House Democratic leadership announced additional chairs this week, and also continued with the trend of re-appointing previous chairs to continue serving in the same roles. Here’s a list of who was announced this week:

·        Rep. Dan Fox (D-Stamford) as Government Administration & Election Chair,
·        Rep. Robyn Porter (D-Hamden) as Labor & Public Employees Chair,
·        Rep. David Arconti (D-Danbury) as Energy & Technology Chair, and
·        Rep. Roland Lemar (D-New Haven) as Transportation Chair.

Governor Lamont, appearing virtually at the CT Retail Merchants Association Annual Meeting this week, shared more of his thinking about how the state will respond to the surging number of COVID-19 cases this fall and winter. He indicated that the state is currently much better prepared for this second surge than when COVID-19 first hit, primarily with PPE stockpiles and more testing capabilities, as well as with more information about how the virus is transmitted. Because of this, his administration is able to allow certain sectors to stay open while others, where transmission is more likely, will see continue to be restricted. This week for example, he announced that all club and team sports in Connecticut will be paused until January 19, 2021, but that retail will likely be allowed to continue to operate at 50% capacity through the holiday season.

Additionally, Governor Lamont offered a few comments about how he plans to tackle the next biennial budget. Even though the state is facing a deficit, he indicated that he doesn’t expect to raise taxes. Both the Governor and Legislative Leaders will be looking to work with Congress on additional federal stimulus funds in the coming weeks. 
November 20, 1887 - A Fire, A Fiery Lady, & A Hungry Lion

On November 20, 1887, fire raged through the winter quarters of Barnum & Bailey’s Greatest Show on Earth. The five-acre compound in what is now Bridgeport’s Went Field Park housed circus animals, staff and equipment during the chilly off-season. Unfortunately, if there was anything to be said about the nineteenth-century circus, it’s that it was extremely flammable. The compound’s main building, an expansive two-story shed, was packed to the rafters with stores of tent canvas, advertising paper, costumes, parade equipment and hay. The fire started at the north end of the building in a horse training area, and within minutes the complex was an inferno, raining cinders down upon trainers as they tried to release animals from their enclosures. Despite their efforts, the vast majority of the circus’s animals were lost. The New York Times grimly reported that, “Three elephants and all the menagerie excepting one lion and hippopotamus were burned.”
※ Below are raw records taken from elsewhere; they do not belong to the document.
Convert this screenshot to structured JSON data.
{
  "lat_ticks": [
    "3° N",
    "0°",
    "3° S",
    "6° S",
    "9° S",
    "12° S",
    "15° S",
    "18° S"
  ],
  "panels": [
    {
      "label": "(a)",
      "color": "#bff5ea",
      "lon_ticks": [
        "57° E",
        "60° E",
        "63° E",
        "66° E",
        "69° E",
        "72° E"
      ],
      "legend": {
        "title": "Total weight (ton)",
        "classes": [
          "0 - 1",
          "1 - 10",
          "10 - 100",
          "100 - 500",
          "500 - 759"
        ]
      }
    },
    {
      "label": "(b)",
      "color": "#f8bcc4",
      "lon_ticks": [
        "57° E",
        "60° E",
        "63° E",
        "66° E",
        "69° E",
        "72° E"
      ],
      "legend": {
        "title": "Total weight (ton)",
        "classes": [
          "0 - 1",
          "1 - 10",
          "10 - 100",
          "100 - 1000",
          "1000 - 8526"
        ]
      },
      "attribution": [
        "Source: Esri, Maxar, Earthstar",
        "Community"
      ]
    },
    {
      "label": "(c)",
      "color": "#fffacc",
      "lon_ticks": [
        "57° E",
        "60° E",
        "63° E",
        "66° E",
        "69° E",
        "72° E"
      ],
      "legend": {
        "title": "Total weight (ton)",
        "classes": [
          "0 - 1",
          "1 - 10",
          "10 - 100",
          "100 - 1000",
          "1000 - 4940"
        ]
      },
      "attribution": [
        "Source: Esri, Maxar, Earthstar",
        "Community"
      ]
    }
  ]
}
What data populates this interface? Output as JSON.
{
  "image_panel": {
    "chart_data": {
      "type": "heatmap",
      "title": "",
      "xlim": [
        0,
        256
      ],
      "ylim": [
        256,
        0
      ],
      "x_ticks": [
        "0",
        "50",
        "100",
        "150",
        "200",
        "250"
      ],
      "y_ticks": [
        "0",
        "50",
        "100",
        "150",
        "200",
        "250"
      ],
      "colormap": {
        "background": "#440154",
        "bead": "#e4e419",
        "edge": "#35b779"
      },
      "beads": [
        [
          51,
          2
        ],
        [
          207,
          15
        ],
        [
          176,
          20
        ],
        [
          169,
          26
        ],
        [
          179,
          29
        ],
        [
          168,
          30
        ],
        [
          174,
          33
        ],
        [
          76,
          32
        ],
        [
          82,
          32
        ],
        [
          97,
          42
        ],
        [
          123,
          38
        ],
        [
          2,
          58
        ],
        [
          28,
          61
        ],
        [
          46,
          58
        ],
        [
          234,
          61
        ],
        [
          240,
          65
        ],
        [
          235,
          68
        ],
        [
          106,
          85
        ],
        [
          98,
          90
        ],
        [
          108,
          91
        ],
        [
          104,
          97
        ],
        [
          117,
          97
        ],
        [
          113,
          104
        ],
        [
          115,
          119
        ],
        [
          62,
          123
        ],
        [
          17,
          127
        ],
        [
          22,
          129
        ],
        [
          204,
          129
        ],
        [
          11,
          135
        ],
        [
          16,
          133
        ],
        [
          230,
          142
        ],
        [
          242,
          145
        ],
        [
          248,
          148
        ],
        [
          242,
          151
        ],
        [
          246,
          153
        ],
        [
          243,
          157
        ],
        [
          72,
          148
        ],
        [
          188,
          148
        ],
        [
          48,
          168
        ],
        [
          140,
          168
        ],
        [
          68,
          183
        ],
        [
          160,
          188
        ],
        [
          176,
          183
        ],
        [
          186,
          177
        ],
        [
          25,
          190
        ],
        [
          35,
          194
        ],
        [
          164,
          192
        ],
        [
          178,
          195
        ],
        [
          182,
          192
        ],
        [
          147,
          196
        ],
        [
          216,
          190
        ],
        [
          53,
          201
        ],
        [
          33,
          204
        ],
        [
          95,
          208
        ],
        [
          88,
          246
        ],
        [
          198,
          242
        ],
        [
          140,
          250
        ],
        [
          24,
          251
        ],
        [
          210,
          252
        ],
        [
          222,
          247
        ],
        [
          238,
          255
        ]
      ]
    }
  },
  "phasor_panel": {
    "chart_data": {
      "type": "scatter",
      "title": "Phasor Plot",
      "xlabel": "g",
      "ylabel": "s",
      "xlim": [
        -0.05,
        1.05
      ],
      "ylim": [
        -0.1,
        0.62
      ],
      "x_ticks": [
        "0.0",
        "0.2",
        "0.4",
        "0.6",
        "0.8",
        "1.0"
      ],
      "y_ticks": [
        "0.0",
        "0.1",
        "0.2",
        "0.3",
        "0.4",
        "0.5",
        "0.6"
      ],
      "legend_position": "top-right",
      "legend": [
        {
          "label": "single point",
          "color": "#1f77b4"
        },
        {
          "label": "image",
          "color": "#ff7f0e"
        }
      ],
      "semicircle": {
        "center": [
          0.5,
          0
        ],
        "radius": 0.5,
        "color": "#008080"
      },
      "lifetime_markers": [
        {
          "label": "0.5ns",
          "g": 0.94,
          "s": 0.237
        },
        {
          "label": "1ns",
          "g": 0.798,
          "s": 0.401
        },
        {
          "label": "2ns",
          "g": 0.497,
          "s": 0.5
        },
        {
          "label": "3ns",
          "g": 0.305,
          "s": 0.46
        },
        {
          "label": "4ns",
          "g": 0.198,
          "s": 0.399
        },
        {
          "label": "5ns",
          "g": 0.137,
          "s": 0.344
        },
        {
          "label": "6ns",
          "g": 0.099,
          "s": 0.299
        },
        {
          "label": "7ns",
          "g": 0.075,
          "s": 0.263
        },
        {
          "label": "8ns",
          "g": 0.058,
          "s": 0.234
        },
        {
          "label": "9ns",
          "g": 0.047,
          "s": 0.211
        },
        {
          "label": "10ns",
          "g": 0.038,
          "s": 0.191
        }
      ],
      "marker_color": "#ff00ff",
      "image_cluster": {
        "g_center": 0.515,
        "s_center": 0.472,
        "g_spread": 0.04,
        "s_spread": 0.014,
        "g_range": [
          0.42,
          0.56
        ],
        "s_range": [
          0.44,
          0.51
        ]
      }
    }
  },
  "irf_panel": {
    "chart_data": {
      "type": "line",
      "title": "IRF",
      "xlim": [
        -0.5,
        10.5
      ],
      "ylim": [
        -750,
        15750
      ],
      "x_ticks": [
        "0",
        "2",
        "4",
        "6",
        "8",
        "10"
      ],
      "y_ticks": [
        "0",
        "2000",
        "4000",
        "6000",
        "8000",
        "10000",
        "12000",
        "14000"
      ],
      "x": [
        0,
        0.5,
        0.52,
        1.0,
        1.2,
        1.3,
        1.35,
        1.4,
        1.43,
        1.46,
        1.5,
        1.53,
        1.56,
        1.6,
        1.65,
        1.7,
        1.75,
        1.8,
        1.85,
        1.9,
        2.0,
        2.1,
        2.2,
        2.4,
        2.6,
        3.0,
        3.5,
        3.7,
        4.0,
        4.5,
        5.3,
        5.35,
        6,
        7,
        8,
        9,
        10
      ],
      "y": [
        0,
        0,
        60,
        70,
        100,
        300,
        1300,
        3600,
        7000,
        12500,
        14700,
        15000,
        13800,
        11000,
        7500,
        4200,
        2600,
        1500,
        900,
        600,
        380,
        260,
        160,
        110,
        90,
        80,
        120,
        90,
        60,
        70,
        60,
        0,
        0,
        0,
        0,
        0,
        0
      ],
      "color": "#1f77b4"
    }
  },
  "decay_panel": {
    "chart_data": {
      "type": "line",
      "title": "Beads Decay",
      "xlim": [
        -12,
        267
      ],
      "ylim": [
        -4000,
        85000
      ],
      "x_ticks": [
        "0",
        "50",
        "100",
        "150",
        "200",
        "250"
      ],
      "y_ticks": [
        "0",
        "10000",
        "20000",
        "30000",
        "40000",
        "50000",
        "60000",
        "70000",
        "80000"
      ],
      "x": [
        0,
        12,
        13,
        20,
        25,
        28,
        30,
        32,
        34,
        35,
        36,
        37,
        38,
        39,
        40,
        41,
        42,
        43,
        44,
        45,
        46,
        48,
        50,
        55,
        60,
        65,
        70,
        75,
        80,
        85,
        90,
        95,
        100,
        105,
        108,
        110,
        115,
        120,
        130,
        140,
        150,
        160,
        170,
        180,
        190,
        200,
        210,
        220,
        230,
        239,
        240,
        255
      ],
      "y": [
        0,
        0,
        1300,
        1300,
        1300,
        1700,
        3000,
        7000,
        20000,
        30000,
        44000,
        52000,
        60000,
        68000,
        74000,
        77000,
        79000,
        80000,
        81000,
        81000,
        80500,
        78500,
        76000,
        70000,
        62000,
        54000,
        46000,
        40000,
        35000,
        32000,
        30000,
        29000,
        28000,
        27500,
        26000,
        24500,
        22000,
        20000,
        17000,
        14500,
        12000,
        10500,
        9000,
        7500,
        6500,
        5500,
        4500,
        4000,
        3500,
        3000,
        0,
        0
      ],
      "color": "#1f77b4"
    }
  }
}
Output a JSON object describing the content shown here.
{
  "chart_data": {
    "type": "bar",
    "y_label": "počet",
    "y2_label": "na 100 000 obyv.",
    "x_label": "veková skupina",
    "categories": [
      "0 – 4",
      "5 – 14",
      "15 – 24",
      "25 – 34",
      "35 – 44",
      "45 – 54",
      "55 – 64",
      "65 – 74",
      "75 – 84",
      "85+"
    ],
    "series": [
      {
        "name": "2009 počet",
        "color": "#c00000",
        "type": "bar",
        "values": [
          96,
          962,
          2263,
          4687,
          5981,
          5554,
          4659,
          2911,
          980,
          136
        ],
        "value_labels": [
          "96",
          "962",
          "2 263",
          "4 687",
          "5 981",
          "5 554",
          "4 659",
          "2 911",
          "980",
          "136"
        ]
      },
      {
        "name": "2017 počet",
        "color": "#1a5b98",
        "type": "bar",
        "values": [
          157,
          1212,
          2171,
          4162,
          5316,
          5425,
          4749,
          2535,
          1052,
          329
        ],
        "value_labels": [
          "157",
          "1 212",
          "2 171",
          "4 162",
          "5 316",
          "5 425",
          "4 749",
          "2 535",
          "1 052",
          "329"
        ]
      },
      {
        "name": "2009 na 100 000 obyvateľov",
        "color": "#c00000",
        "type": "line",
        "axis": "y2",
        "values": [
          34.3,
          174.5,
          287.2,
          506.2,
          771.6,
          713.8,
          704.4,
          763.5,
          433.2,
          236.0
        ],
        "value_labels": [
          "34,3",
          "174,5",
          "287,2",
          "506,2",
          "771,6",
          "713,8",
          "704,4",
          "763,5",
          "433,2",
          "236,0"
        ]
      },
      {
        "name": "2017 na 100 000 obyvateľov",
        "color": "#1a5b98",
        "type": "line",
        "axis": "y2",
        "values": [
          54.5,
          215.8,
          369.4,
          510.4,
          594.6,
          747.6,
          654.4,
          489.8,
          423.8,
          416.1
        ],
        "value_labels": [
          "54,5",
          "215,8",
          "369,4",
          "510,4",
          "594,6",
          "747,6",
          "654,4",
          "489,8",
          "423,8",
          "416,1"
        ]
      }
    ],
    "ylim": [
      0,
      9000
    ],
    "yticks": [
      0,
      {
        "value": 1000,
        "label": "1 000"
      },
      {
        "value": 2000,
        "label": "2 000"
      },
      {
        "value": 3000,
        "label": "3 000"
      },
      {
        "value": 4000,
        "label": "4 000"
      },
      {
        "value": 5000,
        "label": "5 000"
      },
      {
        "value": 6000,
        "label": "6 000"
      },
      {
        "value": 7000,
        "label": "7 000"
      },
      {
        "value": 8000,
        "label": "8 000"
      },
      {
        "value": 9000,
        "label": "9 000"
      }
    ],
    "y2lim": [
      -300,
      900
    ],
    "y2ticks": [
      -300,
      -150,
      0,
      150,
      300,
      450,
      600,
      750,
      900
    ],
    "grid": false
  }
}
Amidst the intense heat and chaos of the fire, that lion managed to slip away into greater Bridgeport, prowling its way in the wee hours of the morning to the backyard cowshed of one Christina Gilligan. The shed was home to Gilligan’s prize dairy cow and the cow’s new calf, who quickly became the hungry lion’s late-night snack. The lion’s meal-preparation awoke Mrs. Gilligan, who strode into the shed stick in hand, thinking a dog had gotten into the barn and was harassing her cow. Gilligan poked in the dark at the rough shape of the intruder. Getting no response, she drew back the stick and smacked the offender full force. The unnerving roar-of-a growl she got in response instantly convinced her the now-angry intruder was not a dog, but the veritable king of beasts. Undaunted, Gilligan fought gamely with broomstick in hand, until the lion roared a little too fiercely for comfort, at which point a conveniently armed neighbor arrived and shot the beast.

Thanks to her Yankee blend of spit and polish, Mrs. Gilligan became an instant celebrity. Newspapers nationwide fawned over the woman who had fought off Barnum’s lion. “As between any given Connecticut woman and any given African lion,” one paper advised, “it will always be safe to bet on the woman.”